The sale of a local country club is officially in the bag.
The Dominion Club in Glen Allen was sold on Tuesday to a West Coast firm for an undisclosed sum.
San Diego-based Heritage Golf Group purchased the club from local builder and developer HHHunt, which put the property on the market after a prolonged bankruptcy and legal dustup with some of its 780 members.
The deal included the sale of Dominion Club’s land and all its facilities, including the golf course, tennis center, swimming pools and its large clubhouse.
Neither side would disclose the purchase price on Tuesday, and the sale has not yet been posted in Henrico County records. The Dominion Club’s real estate and was most recently assessed by the county at $5.15 million.
The sale brings an experienced golf course ownership group into the local market and takes the club out of HHHunt’s hands for the first time in its 22-year history. Hunt opened the club in 1992 as the centerpiece of its Wyndham residential community.
“We feel very good about the future of the club,” HHHunt President Dan Schmitt said of the sale. “We think Heritage is an outstanding operator. We have a high level of confidence that they are going to take the club to the next level.”

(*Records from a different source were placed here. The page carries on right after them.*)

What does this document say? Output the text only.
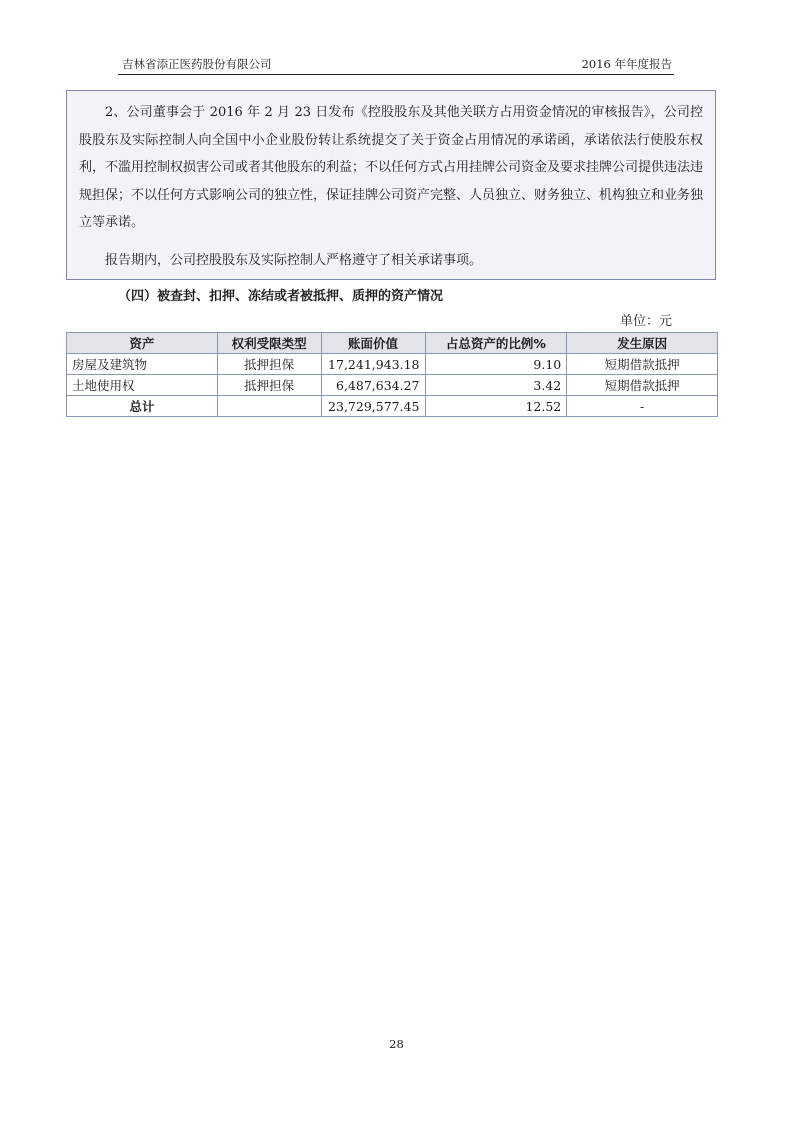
吉林省添正医药股份有限公司	2016 年年度报告

2、公司董事会于 2016 年 2 月 23 日发布《控股股东及其他关联方占用资金情况的审核报告》，公司控股股东及实际控制人向全国中小企业股份转让系统提交了关于资金占用情况的承诺函，承诺依法行使股东权利，不滥用控制权损害公司或者其他股东的利益；不以任何方式占用挂牌公司资金及要求挂牌公司提供违法违规担保；不以任何方式影响公司的独立性，保证挂牌公司资产完整、人员独立、财务独立、机构独立和业务独立等承诺。

报告期内，公司控股股东及实际控制人严格遵守了相关承诺事项。

（四）被查封、扣押、冻结或者被抵押、质押的资产情况
单位：元
资产	权利受限类型	账面价值	占总资产的比例%	发生原因
房屋及建筑物	抵押担保	17,241,943.18	9.10	短期借款抵押
土地使用权	抵押担保	6,487,634.27	3.42	短期借款抵押
总计		23,729,577.45	12.52	-
28
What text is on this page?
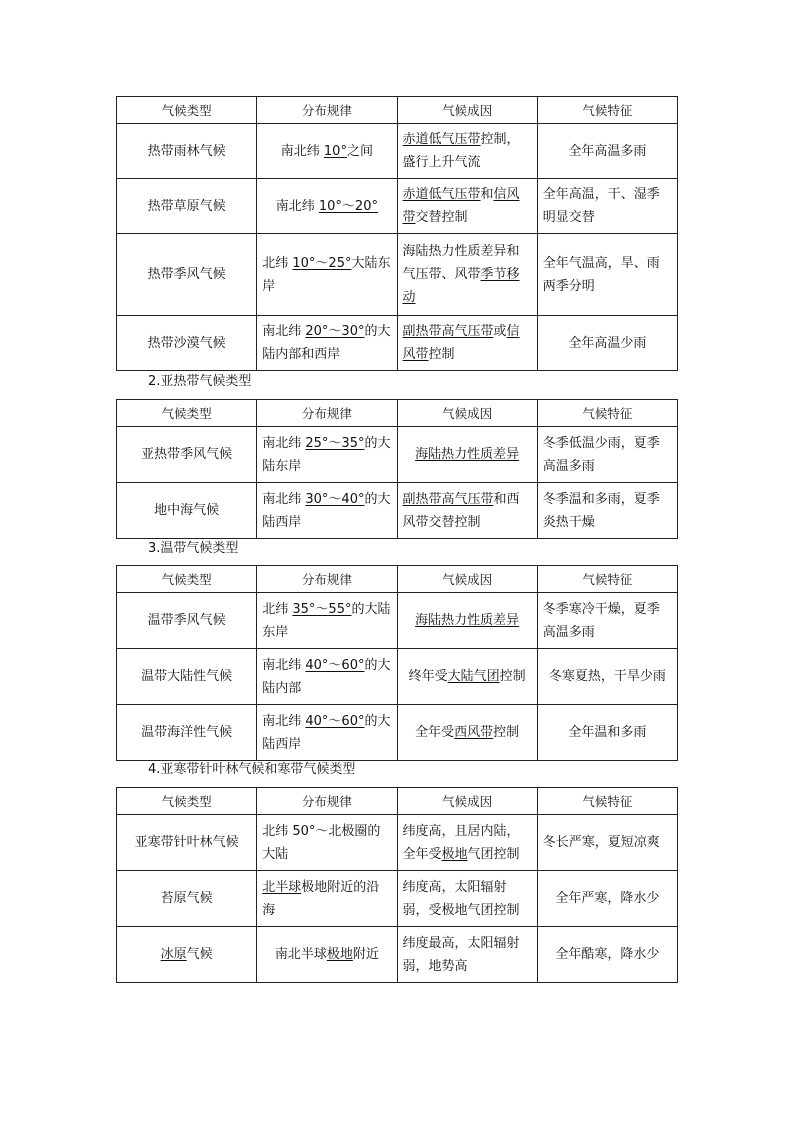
气候类型	分布规律	气候成因	气候特征
热带雨林气候	南北纬 10°之间	赤道低气压带控制，盛行上升气流	全年高温多雨
热带草原气候	南北纬 10°～20°	赤道低气压带和信风带交替控制	全年高温，干、湿季明显交替
热带季风气候	北纬 10°～25°大陆东岸	海陆热力性质差异和气压带、风带季节移动	全年气温高，旱、雨两季分明
热带沙漠气候	南北纬 20°～30°的大陆内部和西岸	副热带高气压带或信风带控制	全年高温少雨
2.亚热带气候类型
气候类型	分布规律	气候成因	气候特征
亚热带季风气候	南北纬 25°～35°的大陆东岸	海陆热力性质差异	冬季低温少雨，夏季高温多雨
地中海气候	南北纬 30°～40°的大陆西岸	副热带高气压带和西风带交替控制	冬季温和多雨，夏季炎热干燥
3.温带气候类型
气候类型	分布规律	气候成因	气候特征
温带季风气候	北纬 35°～55°的大陆东岸	海陆热力性质差异	冬季寒冷干燥，夏季高温多雨
温带大陆性气候	南北纬 40°～60°的大陆内部	终年受大陆气团控制	冬寒夏热，干旱少雨
温带海洋性气候	南北纬 40°～60°的大陆西岸	全年受西风带控制	全年温和多雨
4.亚寒带针叶林气候和寒带气候类型
气候类型	分布规律	气候成因	气候特征
亚寒带针叶林气候	北纬 50°～北极圈的大陆	纬度高，且居内陆，全年受极地气团控制	冬长严寒，夏短凉爽
苔原气候	北半球极地附近的沿海	纬度高，太阳辐射弱，受极地气团控制	全年严寒，降水少
冰原气候	南北半球极地附近	纬度最高，太阳辐射弱，地势高	全年酷寒，降水少
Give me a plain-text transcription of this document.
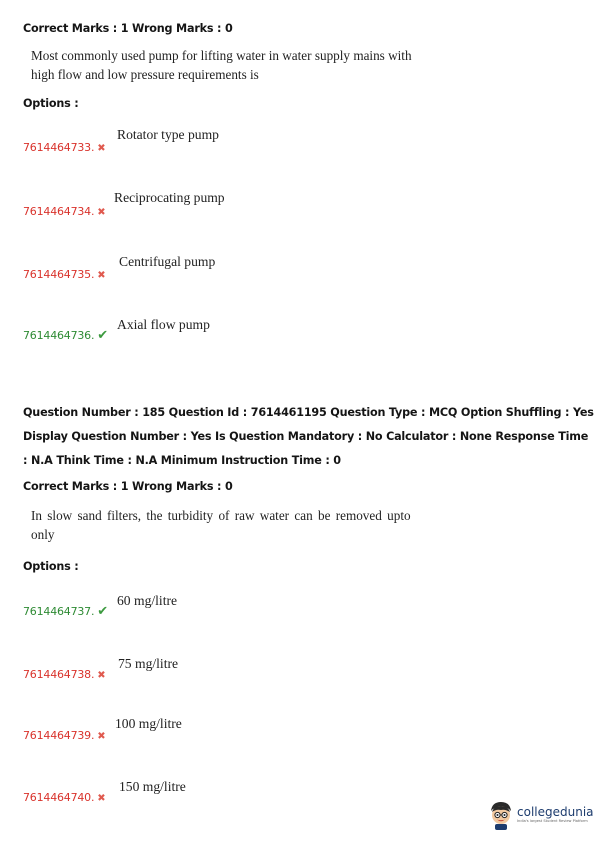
Correct Marks : 1 Wrong Marks : 0
Most commonly used pump for lifting water in water supply mains with
high flow and low pressure requirements is
Options :
7614464733. ✖
Rotator type pump
7614464734. ✖
Reciprocating pump
7614464735. ✖
Centrifugal pump
7614464736. ✔
Axial flow pump
Question Number : 185 Question Id : 7614461195 Question Type : MCQ Option Shuffling : Yes
Display Question Number : Yes Is Question Mandatory : No Calculator : None Response Time
: N.A Think Time : N.A Minimum Instruction Time : 0
Correct Marks : 1 Wrong Marks : 0
In slow sand filters, the turbidity of raw water can be removed upto
only
Options :
7614464737. ✔
60 mg/litre
7614464738. ✖
75 mg/litre
7614464739. ✖
100 mg/litre
7614464740. ✖
150 mg/litre
collegedunia
India's largest Student Review Platform
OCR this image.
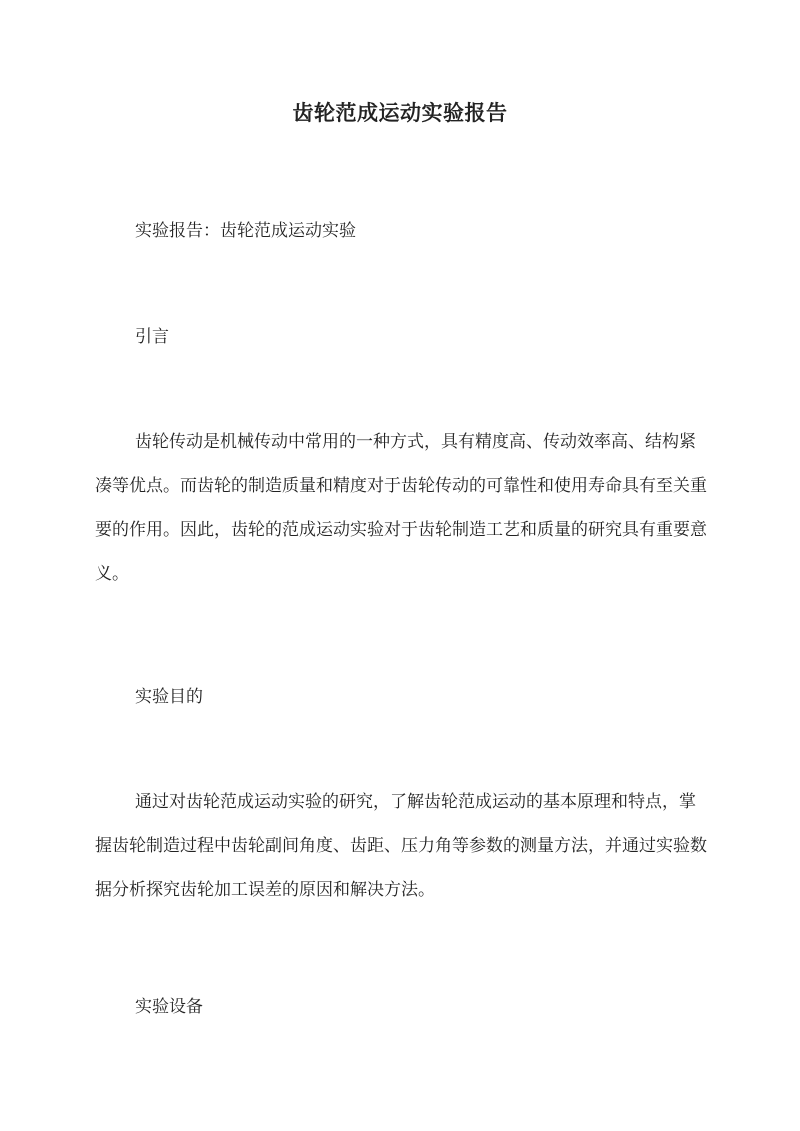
齿轮范成运动实验报告

实验报告：齿轮范成运动实验

引言

齿轮传动是机械传动中常用的一种方式，具有精度高、传动效率高、结构紧凑等优点。而齿轮的制造质量和精度对于齿轮传动的可靠性和使用寿命具有至关重要的作用。因此，齿轮的范成运动实验对于齿轮制造工艺和质量的研究具有重要意义。

实验目的

通过对齿轮范成运动实验的研究，了解齿轮范成运动的基本原理和特点，掌握齿轮制造过程中齿轮副间角度、齿距、压力角等参数的测量方法，并通过实验数据分析探究齿轮加工误差的原因和解决方法。

实验设备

Heritage owns eight other courses and clubs around the country, including four courses on Hilton Head Island in South Carolina, two TPC courses in Florida and a course in the suburbs of Houston, Texas. This is its first club in Virginia.
Heritage was the prevailing bidder in an open sale process held late last year that included a group of club members that wanted to see Dominion Club become member-owned. The members’ offer prompted the bidding process.
The road to a sale of the Dominion Club was paved by a 2011 bankruptcy over whether millions of dollars’ worth initiation fees had to be repaid to members.
HHHunt emerged the relative victor of that process, forced only to pay a fraction of what would have been a looming pot of $11 million in deposit refunds. Some members joined the club by paying initiation deposits of $10,000 to $24,000, and those deposits were marketed as fully refundable.
The club’s Chapter 11 plan included an agreement that would share some of the proceeds of a future sale with members and creditors, depending on the sales price.
Schmitt said the member-creditors from the bankruptcy gave the deal their blessing and will receive a payout from Tuesday’s sale. He could not give specific details on those figures.
“There will be a distribution to creditors as part of this sale,” Schmitt said. “The creditor committee completely endorsed this sale. They had the opportunity to say no, and that wasn’t the case.
“It solves the issues for everybody.”
Dominion Club is one of several local golf clubs to change hands over the last year or so.
Prince George Golf Club was purchased by a prominent local real estate developer in December 2013. The Crossings Golf Club near Virginia Center Commons was purchased for $2.4 million in October by an affiliate of a New York investment firm. And two Chesterfield clubs dissolved their joint ownership group after a short-lived marriage.
HHHunt will continue to own its nearby Hunting Hawk Golf Club with no plans to sell it, Schmitt said. That property is a public course.